The data for this project is publically avaialble from the Kaggle user Aurnava and was initally collected from the NIH malaria dataset repositories.
This project follows the work of Siraj Raval, and applies the CNN developed there in this context, with a few adjustments.
Malaria is an infectious disease, which is mosquito-borne and is endemic within the equitorial belt. WHO estimates place the annual death toll of malaria at 405000 from their count in 2018. Patients infected with malaria present with flu-like symptoms, and can encompas headaches, fevers and nausea. More severe and complicated cases can result in actue respiratory distress syndrome, encephalopathy, seizures, coma and eventually death. New technologies are being developed to combat the detrimental effects of malaria, and to reduce the mortality of the disease.
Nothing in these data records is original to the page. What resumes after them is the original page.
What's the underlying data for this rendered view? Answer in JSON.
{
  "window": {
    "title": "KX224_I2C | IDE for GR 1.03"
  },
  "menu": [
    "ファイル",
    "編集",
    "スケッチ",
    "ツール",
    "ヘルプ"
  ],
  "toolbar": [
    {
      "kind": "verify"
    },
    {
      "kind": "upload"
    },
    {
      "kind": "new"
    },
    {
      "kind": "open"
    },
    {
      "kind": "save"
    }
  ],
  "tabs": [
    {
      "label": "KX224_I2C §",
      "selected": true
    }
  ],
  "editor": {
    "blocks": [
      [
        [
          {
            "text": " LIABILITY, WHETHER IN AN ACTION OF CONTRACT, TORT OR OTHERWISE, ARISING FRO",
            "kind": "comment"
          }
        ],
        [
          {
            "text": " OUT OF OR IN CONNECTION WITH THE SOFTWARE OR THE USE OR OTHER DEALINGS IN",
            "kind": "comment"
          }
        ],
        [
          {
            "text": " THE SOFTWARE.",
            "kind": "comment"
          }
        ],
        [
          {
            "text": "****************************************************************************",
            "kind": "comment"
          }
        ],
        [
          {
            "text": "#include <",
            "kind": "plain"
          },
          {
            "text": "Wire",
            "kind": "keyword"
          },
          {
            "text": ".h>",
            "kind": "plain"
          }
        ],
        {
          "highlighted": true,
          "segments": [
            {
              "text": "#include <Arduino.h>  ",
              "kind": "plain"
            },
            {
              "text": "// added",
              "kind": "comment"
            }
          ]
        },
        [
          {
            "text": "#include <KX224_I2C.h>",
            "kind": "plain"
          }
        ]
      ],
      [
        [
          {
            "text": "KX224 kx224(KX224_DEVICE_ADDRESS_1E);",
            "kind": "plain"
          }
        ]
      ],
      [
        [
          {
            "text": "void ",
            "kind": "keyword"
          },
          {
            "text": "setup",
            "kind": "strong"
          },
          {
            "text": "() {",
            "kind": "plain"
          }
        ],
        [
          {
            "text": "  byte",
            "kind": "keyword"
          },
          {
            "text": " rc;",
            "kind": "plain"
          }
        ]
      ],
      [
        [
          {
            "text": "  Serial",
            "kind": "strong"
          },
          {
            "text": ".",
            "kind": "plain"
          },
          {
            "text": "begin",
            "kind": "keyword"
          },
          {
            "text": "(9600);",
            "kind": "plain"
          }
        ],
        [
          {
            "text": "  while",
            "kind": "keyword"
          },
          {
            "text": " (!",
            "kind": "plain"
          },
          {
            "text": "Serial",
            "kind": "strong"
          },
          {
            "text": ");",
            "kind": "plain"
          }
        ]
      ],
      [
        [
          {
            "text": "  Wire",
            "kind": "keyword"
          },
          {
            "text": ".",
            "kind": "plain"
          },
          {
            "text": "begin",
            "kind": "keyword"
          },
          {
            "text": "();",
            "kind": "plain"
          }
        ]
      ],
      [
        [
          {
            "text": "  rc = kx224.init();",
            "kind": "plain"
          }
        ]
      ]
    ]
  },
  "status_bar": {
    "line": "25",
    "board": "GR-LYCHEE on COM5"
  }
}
Current Malaria tests are conducted via microscopic examination, etheir though antigen dereived rapid diagnositc tests or through blood films, and visual confirmation of parasitic invasion within the red blood cells. This current testing methodology has several drawbacks, firstly being that result accuracy relies on having a specifically skilled scientist identify the parasite, which leads on to limiting the throughput of the test in a high volume setting. Machine learning can be applied to this context to aid the identification of parasitised cells at a higher throughput.
Convolutional nerual networks (CNN) perform well at image classification, therefore training a CNN to identify parasitised and uninfected cells could be beneficial.
Tensorflow retraining of the ResNet pretrained imageset was conducted to 20 epochs, and yielded an accuracy greater than 0.995 and a loss of 0.007.